The same sentiment applies to the band hosting the main event. No matter how many times one has seen Megadeth, the collective mouth-watering anticipation never fails to grow thick and palpable. In this case, a translucent shroud was hoisted to conceal the stage and tease the crowd like hungry dogs. The dimming lights and thumping drumbeat of opener “Trust” only heightened things to a fever pitch, and when the lead riffs kicked in, the shroud was released and dropped swiftly into the photo pit.
It’d be a lie to describe a Megadeth performance as visibly exciting. It really isn’t. The music itself is the star of the show. That explains how despite an endless revolving door of members over three decades, the band remains an institution in its own right. Surrounded by the best lineup he’s fashioned in years, frontman Mustaine led Tsongas through a rather predictable, but still fan-approved, trio of cuts: “Wake Up Dead,” “Hangar 18,” and “Sweating Bullets.”
Stylistically, Megadeth’s song selection fit the big-arena environment like a glove. The mid-tempo rockers seemed to have the most bombastic sonic impact, and much of the rest of the set hovered at, or fairly near, such a pace. “Angry Again” and “She-Wolf” led to a cooling-off period in the form of interlude “Dawn Patrol.” Here, bassist David Ellefson took the reins momentarily before the band loosed a trio of cuts from the recent “TH1RT3EN” album: “Public Enemy No. 1,” the slightly ungrammatical “Whose Life (Is It Anyways?),” and “Guns, Drugs, & Money.” Aside from this new material, none of the set postdated 1997, but Megadeth at least chose more broadly than Motörhead. On the home stretch toward the show’s end, it was back to the classics, including an obligatory duet with Lacuna Coil’s lovely Cristina Scabbia for “A Toute Le Monde,” and a clapping chant for “Symphony Of Destruction” and “Peace Sells.” It’s puzzling why Mustaine even bothers going through the motions of an encore when the choice is invariably “Holy Wars (The Punishment Due).” Which, of course, it was. Regardless, the band’s sound was tighter than a hangman’s noose that night, and Ellefson and shredder Chris Broderick made valiant efforts to engage the audience amidst Mustaine’s famous taciturn stage presence.

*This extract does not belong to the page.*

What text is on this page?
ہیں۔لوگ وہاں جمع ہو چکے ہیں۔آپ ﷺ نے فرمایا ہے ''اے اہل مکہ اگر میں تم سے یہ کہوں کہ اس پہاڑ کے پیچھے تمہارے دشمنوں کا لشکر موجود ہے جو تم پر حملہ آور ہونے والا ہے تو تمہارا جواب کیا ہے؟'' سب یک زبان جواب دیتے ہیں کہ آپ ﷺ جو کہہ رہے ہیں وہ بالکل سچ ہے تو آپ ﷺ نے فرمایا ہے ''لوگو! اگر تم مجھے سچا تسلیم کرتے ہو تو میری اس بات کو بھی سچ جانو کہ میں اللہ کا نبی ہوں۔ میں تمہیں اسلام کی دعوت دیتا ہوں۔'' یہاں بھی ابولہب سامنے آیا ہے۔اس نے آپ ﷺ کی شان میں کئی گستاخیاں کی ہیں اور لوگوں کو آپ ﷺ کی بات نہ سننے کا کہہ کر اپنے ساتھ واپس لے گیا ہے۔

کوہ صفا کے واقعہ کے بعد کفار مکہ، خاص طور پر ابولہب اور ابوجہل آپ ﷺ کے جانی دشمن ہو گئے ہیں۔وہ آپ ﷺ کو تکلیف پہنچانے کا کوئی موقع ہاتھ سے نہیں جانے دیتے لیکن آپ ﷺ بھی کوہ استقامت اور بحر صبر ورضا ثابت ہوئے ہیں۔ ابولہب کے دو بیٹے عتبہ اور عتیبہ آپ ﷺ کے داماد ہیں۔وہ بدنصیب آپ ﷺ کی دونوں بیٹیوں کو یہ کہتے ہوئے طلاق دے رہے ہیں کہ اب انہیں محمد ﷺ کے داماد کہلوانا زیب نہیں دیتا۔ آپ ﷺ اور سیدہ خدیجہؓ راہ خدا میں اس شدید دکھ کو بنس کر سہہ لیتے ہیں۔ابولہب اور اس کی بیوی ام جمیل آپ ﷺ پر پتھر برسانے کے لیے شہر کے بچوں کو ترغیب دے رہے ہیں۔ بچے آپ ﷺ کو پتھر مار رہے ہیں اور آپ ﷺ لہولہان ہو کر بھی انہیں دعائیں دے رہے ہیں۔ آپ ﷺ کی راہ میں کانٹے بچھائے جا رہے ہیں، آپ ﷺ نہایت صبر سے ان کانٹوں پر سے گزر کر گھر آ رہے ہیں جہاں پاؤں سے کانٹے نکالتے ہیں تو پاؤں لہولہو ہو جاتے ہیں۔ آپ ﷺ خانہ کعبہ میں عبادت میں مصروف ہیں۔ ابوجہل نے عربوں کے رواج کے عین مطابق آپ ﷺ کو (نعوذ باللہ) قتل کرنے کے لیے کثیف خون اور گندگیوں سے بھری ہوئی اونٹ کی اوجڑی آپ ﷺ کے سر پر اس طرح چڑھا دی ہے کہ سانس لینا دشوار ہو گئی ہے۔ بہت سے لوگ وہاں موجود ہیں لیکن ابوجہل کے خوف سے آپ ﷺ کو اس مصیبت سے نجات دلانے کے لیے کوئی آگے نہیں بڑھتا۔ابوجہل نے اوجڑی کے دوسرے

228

For me, seeing Megadeth this time around stirred a bizarre cocktail of euphoria and disgruntlement – however irrational that may have been in hindsight. While stringent photography policies tend to be common when dealing with bigger bands, my gut kept telling me that the author of a song titled “We The People” ought to put his money where his mouth is, and adopt a more egalitarian attitude toward the industry food chain – which includes his fans. Like it or not, his is the sneering face of the bureaucratic apparatus that made our professional job more difficult and stressful than it needed to be.
On the upside, from a fan’s perspective, this Gigantour was a razor-sharp winner, with a nicely rounded and diverse bill that represented four nations and four separate, vibrant styles of heavy music. For that reason alone, it’s worth the price of a ticket.